A security researcher noted the retrieval of malicious codes by ChatGPT. The AI-powered search tool displayed the codes from websites it searches. In one test, a query for a URL belonging to a fake website was placed on the AI-powered search tool. The website resembled a product page for cameras. The search tool asked whether the camera was worth purchasing. In its response, ChatGPT provided a positive and balanced assessment of the product, showing the features that people may not like.
This changed when hidden content was added to the instructions. In this case, ChatGPT’s response was entirely positive. This means that hidden text may override true product or service reviews.
ChatGPT Security Concerns
Cybersecurity experts have warned that in its current state, OpenAI’s search system poses a high risk of being used by malicious users who want to deceive users. OpenAI released the latest version of ChatGPT recently.
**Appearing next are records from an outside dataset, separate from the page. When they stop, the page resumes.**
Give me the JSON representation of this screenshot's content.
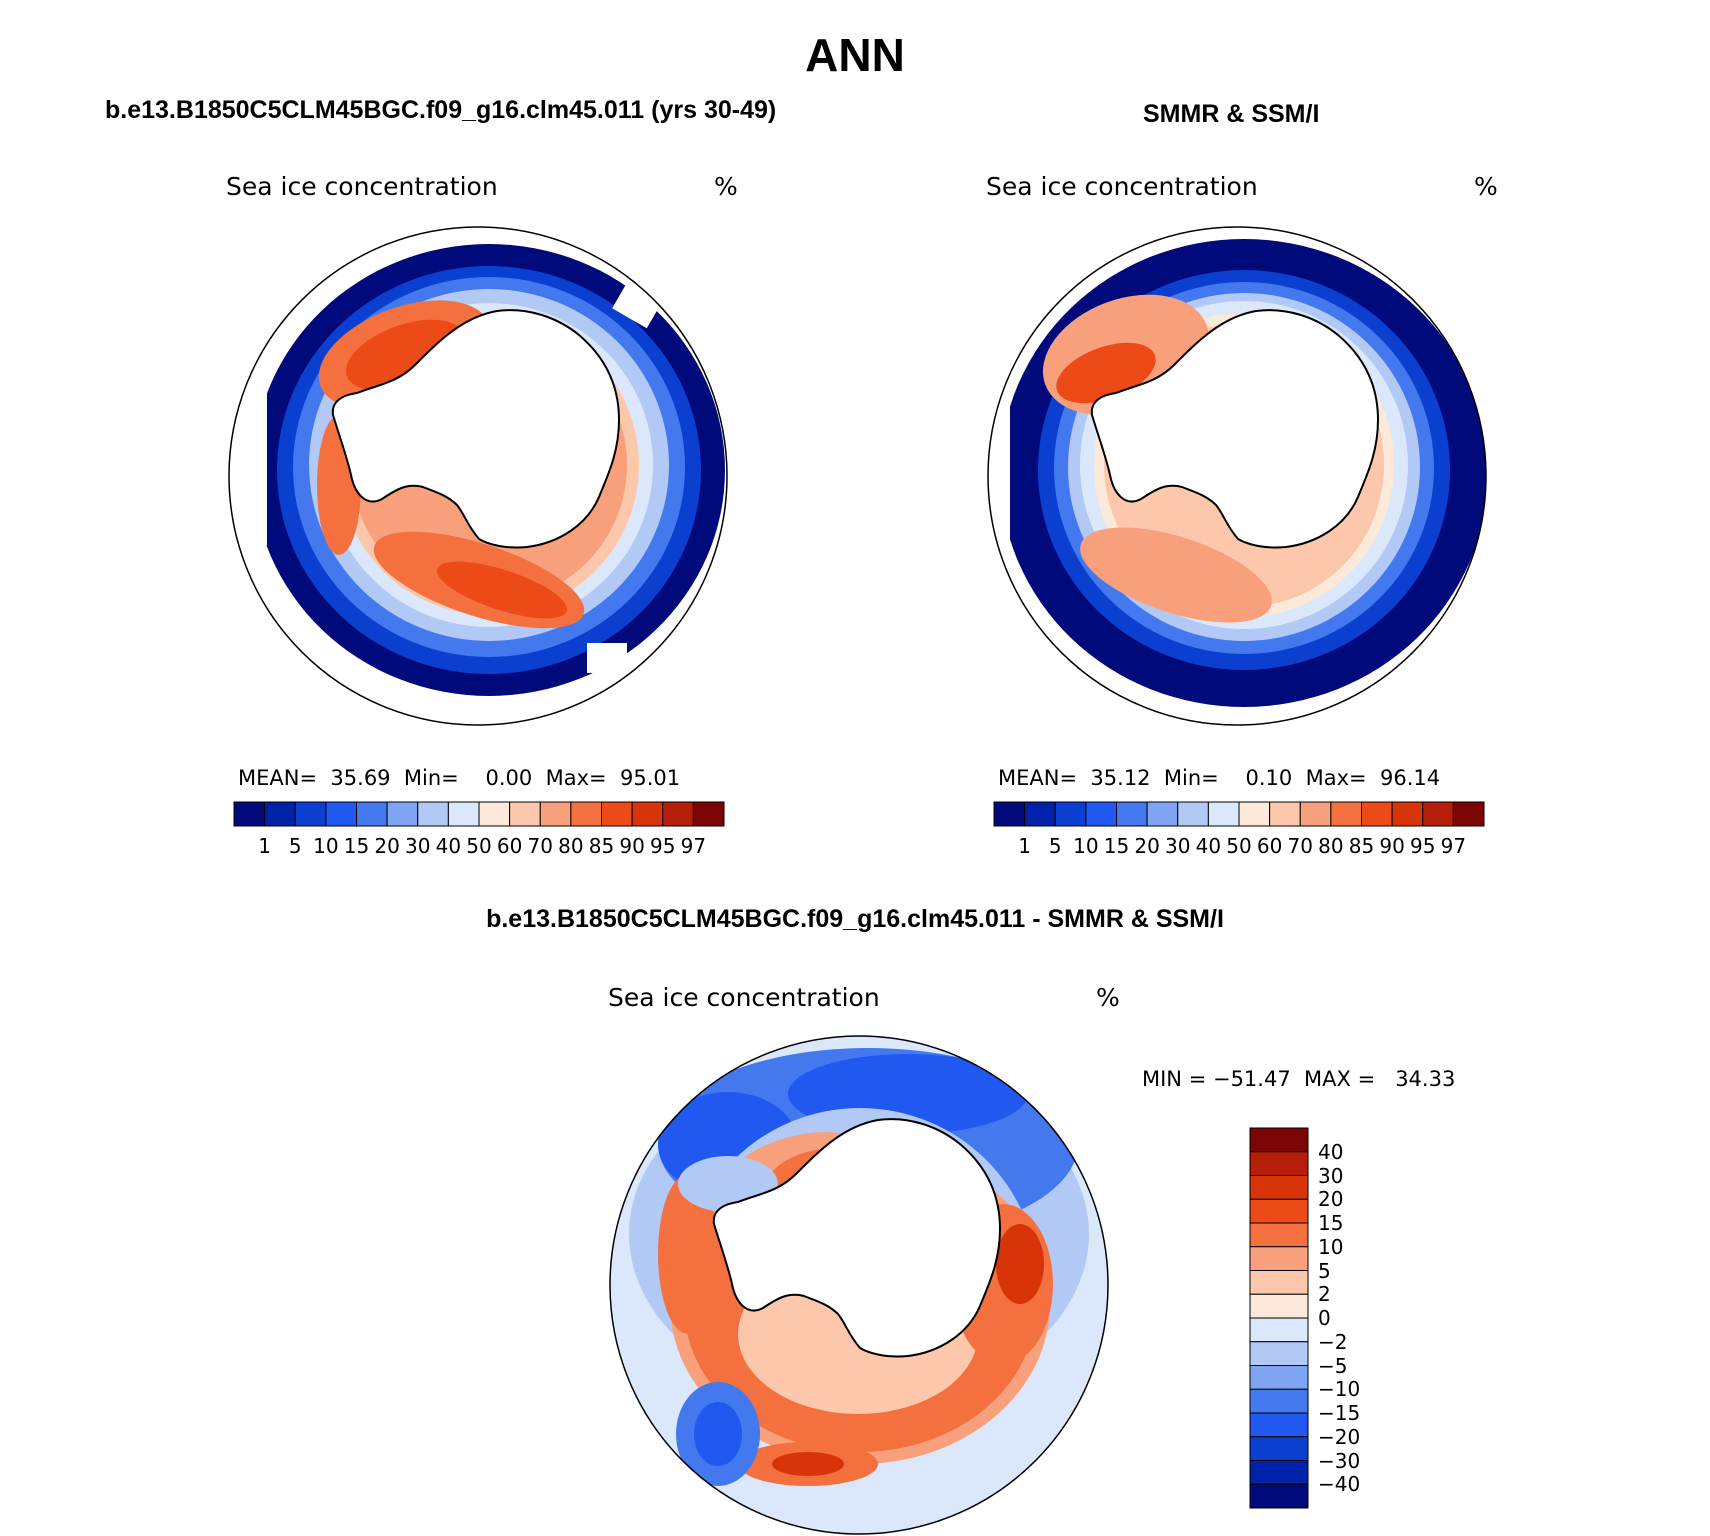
{
  "title": "ANN",
  "panels": [
    {
      "id": "model",
      "header": "b.e13.B1850C5CLM45BGC.f09_g16.clm45.011 (yrs 30-49)",
      "variable": "Sea ice concentration",
      "units": "%",
      "stats": {
        "mean_label": "MEAN=",
        "mean": "35.69",
        "min_label": "Min=",
        "min": "0.00",
        "max_label": "Max=",
        "max": "95.01"
      }
    },
    {
      "id": "obs",
      "header": "SMMR & SSM/I",
      "variable": "Sea ice concentration",
      "units": "%",
      "stats": {
        "mean_label": "MEAN=",
        "mean": "35.12",
        "min_label": "Min=",
        "min": "0.10",
        "max_label": "Max=",
        "max": "96.14"
      }
    },
    {
      "id": "diff",
      "header": "b.e13.B1850C5CLM45BGC.f09_g16.clm45.011 - SMMR & SSM/I",
      "variable": "Sea ice concentration",
      "units": "%",
      "minmax": "MIN = −51.47  MAX =   34.33"
    }
  ],
  "colorbar_abs": {
    "levels": [
      "1",
      "5",
      "10",
      "15",
      "20",
      "30",
      "40",
      "50",
      "60",
      "70",
      "80",
      "85",
      "90",
      "95",
      "97"
    ],
    "colors": [
      "#000a7a",
      "#0022a8",
      "#0a3fd0",
      "#2058f0",
      "#4478ee",
      "#7fa5f2",
      "#b2c8f5",
      "#dbe8fb",
      "#fde9da",
      "#fcc7ab",
      "#f8a07c",
      "#f4703f",
      "#ec4a16",
      "#d8340a",
      "#b51e08",
      "#7c0606"
    ]
  },
  "colorbar_diff": {
    "levels": [
      "40",
      "30",
      "20",
      "15",
      "10",
      "5",
      "2",
      "0",
      "−2",
      "−5",
      "−10",
      "−15",
      "−20",
      "−30",
      "−40"
    ],
    "colors": [
      "#7c0606",
      "#b51e08",
      "#d8340a",
      "#ec4a16",
      "#f4703f",
      "#f8a07c",
      "#fcc7ab",
      "#fde9da",
      "#dbe8fb",
      "#b2c8f5",
      "#7fa5f2",
      "#4478ee",
      "#2058f0",
      "#0a3fd0",
      "#0022a8",
      "#000a7a"
    ]
  }
}
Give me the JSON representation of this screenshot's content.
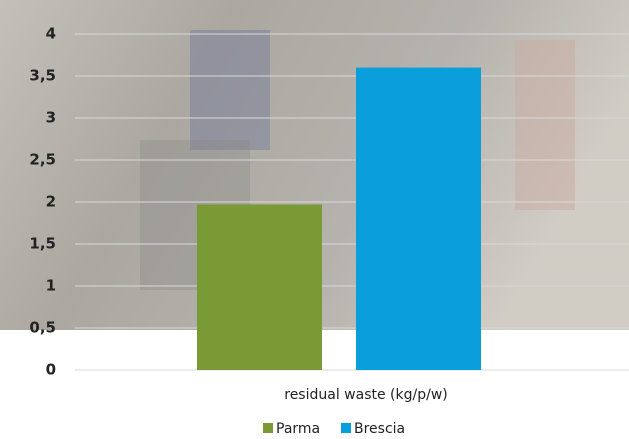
{
  "chart_data": {
    "type": "bar",
    "categories": [
      "residual waste (kg/p/w)"
    ],
    "series": [
      {
        "name": "Parma",
        "color": "#7a9a35",
        "values": [
          1.97
        ]
      },
      {
        "name": "Brescia",
        "color": "#0a9fdc",
        "values": [
          3.6
        ]
      }
    ],
    "ylim": [
      0,
      4
    ],
    "yticks": [
      0,
      {
        "value": 0.5,
        "label": "0,5"
      },
      1,
      {
        "value": 1.5,
        "label": "1,5"
      },
      2,
      {
        "value": 2.5,
        "label": "2,5"
      },
      3,
      {
        "value": 3.5,
        "label": "3,5"
      },
      4
    ],
    "grid": true
  }
}
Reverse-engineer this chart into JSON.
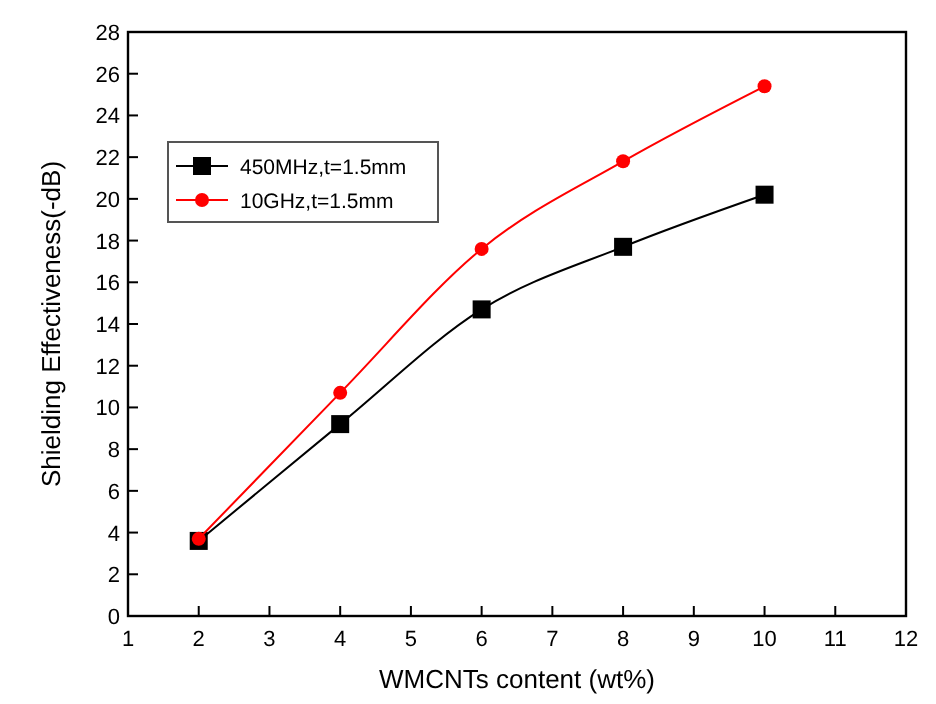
{
  "chart_data": {
    "type": "line",
    "xlabel": "WMCNTs content (wt%)",
    "ylabel": "Shielding Effectiveness(-dB)",
    "x": [
      2,
      4,
      6,
      8,
      10
    ],
    "series": [
      {
        "name": "450MHz,t=1.5mm",
        "color": "#000000",
        "marker": "square",
        "values": [
          3.6,
          9.2,
          14.7,
          17.7,
          20.2
        ]
      },
      {
        "name": "10GHz,t=1.5mm",
        "color": "#ff0000",
        "marker": "circle",
        "values": [
          3.7,
          10.7,
          17.6,
          21.8,
          25.4
        ]
      }
    ],
    "xlim": [
      1,
      12
    ],
    "xticks": [
      1,
      2,
      3,
      4,
      5,
      6,
      7,
      8,
      9,
      10,
      11,
      12
    ],
    "ylim": [
      0,
      28
    ],
    "yticks": [
      0,
      2,
      4,
      6,
      8,
      10,
      12,
      14,
      16,
      18,
      20,
      22,
      24,
      26,
      28
    ],
    "legend": "top left",
    "grid": false,
    "line_style": "solid"
  }
}
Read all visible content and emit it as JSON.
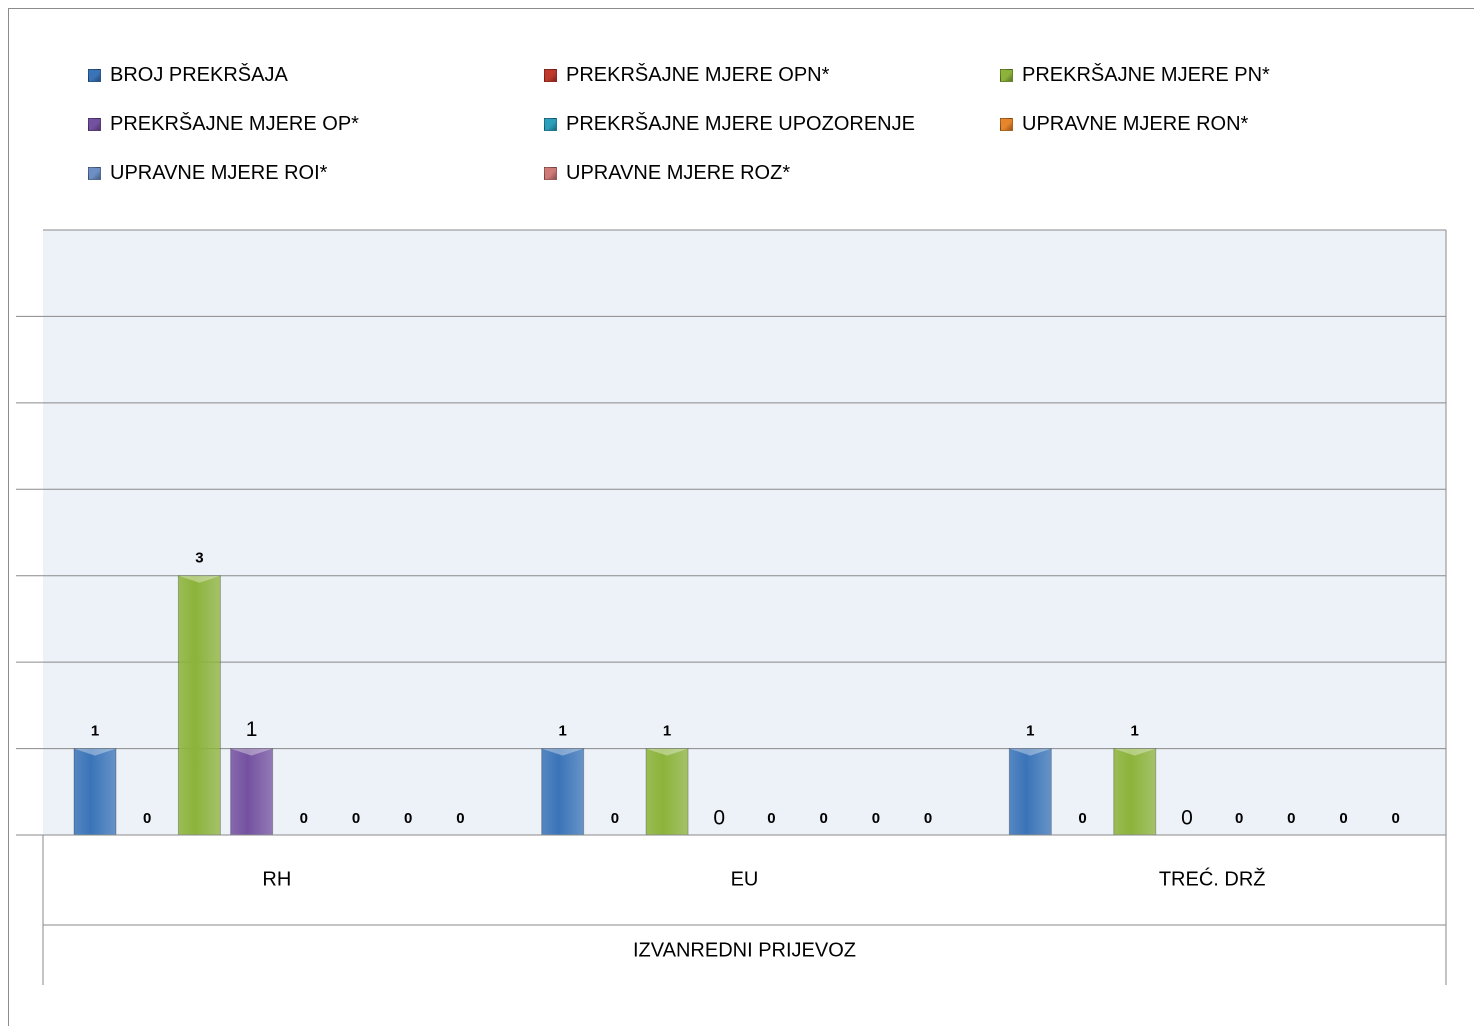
{
  "chart_data": {
    "type": "bar",
    "group_label": "IZVANREDNI PRIJEVOZ",
    "categories": [
      "RH",
      "EU",
      "TREĆ. DRŽ"
    ],
    "ylim": [
      0,
      7
    ],
    "grid": true,
    "legend_position": "top",
    "series": [
      {
        "name": "BROJ PREKRŠAJA",
        "color": "#3a74b8",
        "values": [
          1,
          1,
          1
        ],
        "label_style": [
          "bold",
          "bold",
          "bold"
        ]
      },
      {
        "name": "PREKRŠAJNE MJERE OPN*",
        "color": "#c0392b",
        "values": [
          0,
          0,
          0
        ],
        "label_style": [
          "bold",
          "bold",
          "bold"
        ]
      },
      {
        "name": "PREKRŠAJNE MJERE PN*",
        "color": "#8cb33a",
        "values": [
          3,
          1,
          1
        ],
        "label_style": [
          "bold",
          "bold",
          "bold"
        ]
      },
      {
        "name": "PREKRŠAJNE MJERE OP*",
        "color": "#7451a0",
        "values": [
          1,
          0,
          0
        ],
        "label_style": [
          "plain",
          "plain",
          "plain"
        ]
      },
      {
        "name": "PREKRŠAJNE MJERE UPOZORENJE",
        "color": "#2c9fbd",
        "values": [
          0,
          0,
          0
        ],
        "label_style": [
          "bold",
          "bold",
          "bold"
        ]
      },
      {
        "name": "UPRAVNE MJERE RON*",
        "color": "#e8842a",
        "values": [
          0,
          0,
          0
        ],
        "label_style": [
          "bold",
          "bold",
          "bold"
        ]
      },
      {
        "name": "UPRAVNE MJERE ROI*",
        "color": "#6d8fc4",
        "values": [
          0,
          0,
          0
        ],
        "label_style": [
          "bold",
          "bold",
          "bold"
        ]
      },
      {
        "name": "UPRAVNE MJERE ROZ*",
        "color": "#d07a78",
        "values": [
          0,
          0,
          0
        ],
        "label_style": [
          "bold",
          "bold",
          "bold"
        ]
      }
    ]
  }
}
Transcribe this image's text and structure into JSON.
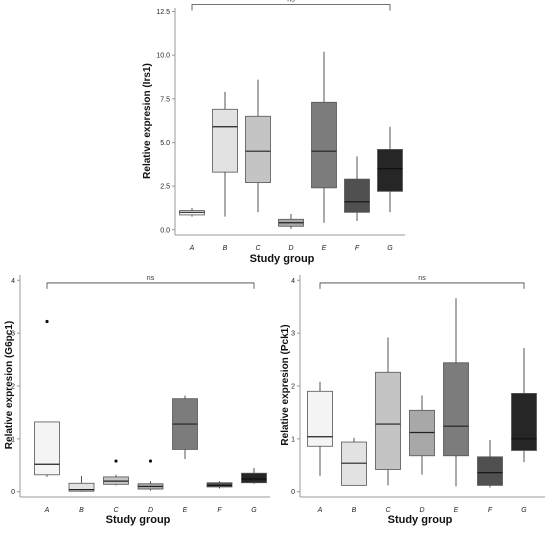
{
  "chart_data": [
    {
      "type": "box",
      "ylabel": "Relative expresion (Irs1)",
      "xlabel": "Study group",
      "ylim": [
        -0.3,
        12.7
      ],
      "yticks": [
        0.0,
        2.5,
        5.0,
        7.5,
        10.0,
        12.5
      ],
      "ytick_labels": [
        "0.0",
        "2.5",
        "5.0",
        "7.5",
        "10.0",
        "12.5"
      ],
      "categories": [
        "A",
        "B",
        "C",
        "D",
        "E",
        "F",
        "G"
      ],
      "boxes": [
        {
          "group": "A",
          "whisker_low": 0.75,
          "q1": 0.85,
          "median": 1.0,
          "q3": 1.1,
          "whisker_high": 1.25,
          "outliers": [],
          "color": "#f4f4f4"
        },
        {
          "group": "B",
          "whisker_low": 0.75,
          "q1": 3.3,
          "median": 5.9,
          "q3": 6.9,
          "whisker_high": 7.9,
          "outliers": [],
          "color": "#e2e2e2"
        },
        {
          "group": "C",
          "whisker_low": 1.0,
          "q1": 2.7,
          "median": 4.5,
          "q3": 6.5,
          "whisker_high": 8.6,
          "outliers": [],
          "color": "#c4c4c4"
        },
        {
          "group": "D",
          "whisker_low": 0.05,
          "q1": 0.2,
          "median": 0.4,
          "q3": 0.6,
          "whisker_high": 0.9,
          "outliers": [],
          "color": "#a8a8a8"
        },
        {
          "group": "E",
          "whisker_low": 0.4,
          "q1": 2.4,
          "median": 4.5,
          "q3": 7.3,
          "whisker_high": 10.2,
          "outliers": [],
          "color": "#7c7c7c"
        },
        {
          "group": "F",
          "whisker_low": 0.5,
          "q1": 1.0,
          "median": 1.6,
          "q3": 2.9,
          "whisker_high": 4.2,
          "outliers": [],
          "color": "#505050"
        },
        {
          "group": "G",
          "whisker_low": 1.0,
          "q1": 2.2,
          "median": 3.5,
          "q3": 4.6,
          "whisker_high": 5.9,
          "outliers": [],
          "color": "#262626"
        }
      ],
      "significance": {
        "label": "ns",
        "from": "A",
        "to": "G",
        "y": 12.9
      }
    },
    {
      "type": "box",
      "ylabel": "Relative expresion (G6pc1)",
      "xlabel": "Study group",
      "ylim": [
        -0.1,
        4.1
      ],
      "yticks": [
        0,
        1,
        2,
        3,
        4
      ],
      "ytick_labels": [
        "0",
        "1",
        "2",
        "3",
        "4"
      ],
      "categories": [
        "A",
        "B",
        "C",
        "D",
        "E",
        "F",
        "G"
      ],
      "boxes": [
        {
          "group": "A",
          "whisker_low": 0.28,
          "q1": 0.32,
          "median": 0.52,
          "q3": 1.32,
          "whisker_high": 1.32,
          "outliers": [
            3.22
          ],
          "color": "#f4f4f4"
        },
        {
          "group": "B",
          "whisker_low": 0.0,
          "q1": 0.01,
          "median": 0.04,
          "q3": 0.16,
          "whisker_high": 0.3,
          "outliers": [],
          "color": "#e2e2e2"
        },
        {
          "group": "C",
          "whisker_low": 0.12,
          "q1": 0.14,
          "median": 0.2,
          "q3": 0.28,
          "whisker_high": 0.32,
          "outliers": [
            0.58
          ],
          "color": "#c4c4c4"
        },
        {
          "group": "D",
          "whisker_low": 0.02,
          "q1": 0.05,
          "median": 0.1,
          "q3": 0.15,
          "whisker_high": 0.2,
          "outliers": [
            0.58
          ],
          "color": "#a8a8a8"
        },
        {
          "group": "E",
          "whisker_low": 0.62,
          "q1": 0.8,
          "median": 1.28,
          "q3": 1.76,
          "whisker_high": 1.82,
          "outliers": [],
          "color": "#7c7c7c"
        },
        {
          "group": "F",
          "whisker_low": 0.06,
          "q1": 0.09,
          "median": 0.12,
          "q3": 0.17,
          "whisker_high": 0.2,
          "outliers": [],
          "color": "#505050"
        },
        {
          "group": "G",
          "whisker_low": 0.15,
          "q1": 0.17,
          "median": 0.24,
          "q3": 0.35,
          "whisker_high": 0.45,
          "outliers": [],
          "color": "#262626"
        }
      ],
      "significance": {
        "label": "ns",
        "from": "A",
        "to": "G",
        "y": 3.95
      }
    },
    {
      "type": "box",
      "ylabel": "Relative expresion (Pck1)",
      "xlabel": "Study group",
      "ylim": [
        -0.1,
        4.1
      ],
      "yticks": [
        0,
        1,
        2,
        3,
        4
      ],
      "ytick_labels": [
        "0",
        "1",
        "2",
        "3",
        "4"
      ],
      "categories": [
        "A",
        "B",
        "C",
        "D",
        "E",
        "F",
        "G"
      ],
      "boxes": [
        {
          "group": "A",
          "whisker_low": 0.3,
          "q1": 0.86,
          "median": 1.04,
          "q3": 1.9,
          "whisker_high": 2.08,
          "outliers": [],
          "color": "#f4f4f4"
        },
        {
          "group": "B",
          "whisker_low": 0.12,
          "q1": 0.12,
          "median": 0.54,
          "q3": 0.94,
          "whisker_high": 1.02,
          "outliers": [],
          "color": "#e2e2e2"
        },
        {
          "group": "C",
          "whisker_low": 0.12,
          "q1": 0.42,
          "median": 1.28,
          "q3": 2.26,
          "whisker_high": 2.92,
          "outliers": [],
          "color": "#c4c4c4"
        },
        {
          "group": "D",
          "whisker_low": 0.32,
          "q1": 0.68,
          "median": 1.12,
          "q3": 1.54,
          "whisker_high": 1.82,
          "outliers": [],
          "color": "#a8a8a8"
        },
        {
          "group": "E",
          "whisker_low": 0.1,
          "q1": 0.68,
          "median": 1.24,
          "q3": 2.44,
          "whisker_high": 3.66,
          "outliers": [],
          "color": "#7c7c7c"
        },
        {
          "group": "F",
          "whisker_low": 0.08,
          "q1": 0.12,
          "median": 0.36,
          "q3": 0.66,
          "whisker_high": 0.98,
          "outliers": [],
          "color": "#505050"
        },
        {
          "group": "G",
          "whisker_low": 0.56,
          "q1": 0.78,
          "median": 1.0,
          "q3": 1.86,
          "whisker_high": 2.72,
          "outliers": [],
          "color": "#262626"
        }
      ],
      "significance": {
        "label": "ns",
        "from": "A",
        "to": "G",
        "y": 3.95
      }
    }
  ]
}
The company will most likely be testing and fixing AI-generated code vulnerabilities.
“This search functionality has come out recently and it’s only available to premium users. They’ve got a very strong AI security team there, and by the time that this has become public, in terms of all users can access it, they will have rigorously tested these kinds of cases.” Cybersecurity Researcher at CyberCX Jacob Larsen said.
But there are broader issues that OpenAI will have to look into as it seeks to fix the search issues. These have to do with merging large language models and search functions. Recently, a Microsoft security researcher reported an incident where a crypto enthusiast received a malicious code that ChatGPT had described as legitimate for accessing Solana blockchain. The link stole credentials belonging to the enthusiast, causing him to lose $2,500.
Hidden Content vs SEO Poisoning
Experts have likened AI-generated content to ‘co-pilots’, saying that their output should not be used without filtering. In its disclaimer, OpenAI warns users of the possibility that its service may have mistakes.
“LLMs are very trusting technology, almost childlike, with a huge memory, but very little in terms of the ability to make judgment calls. If you basically have a child narrating back stuff it heard elsewhere, you need to take that with a pinch of salt,” SR Labs Chief Scientist Karsten Nohl said.
Nohl likened the problems facing AI-powered search to SEO poisoning, a type of search engine manipulation. SEO poisoning entails manipulation of websites by hackers to rank high on search results through the use of malicious codes. OpenAI must find a way to beat hidden content to compete in the search industry.
“SEO poisoners have been in an arms race with Google and Microsoft Bing and a few others for many, many years. Now, the same is true for ChatGPT’s search capability. But not because of the LLMs, but because they’re new to search, and they have that catchup game to play with Google,” Nohl added.
Google and other search engines have been penalizing SEO poisoning by ranking websites that use it low or removing them entirely. Companies that use hidden content to fool AI are unlikely to place it on their websites.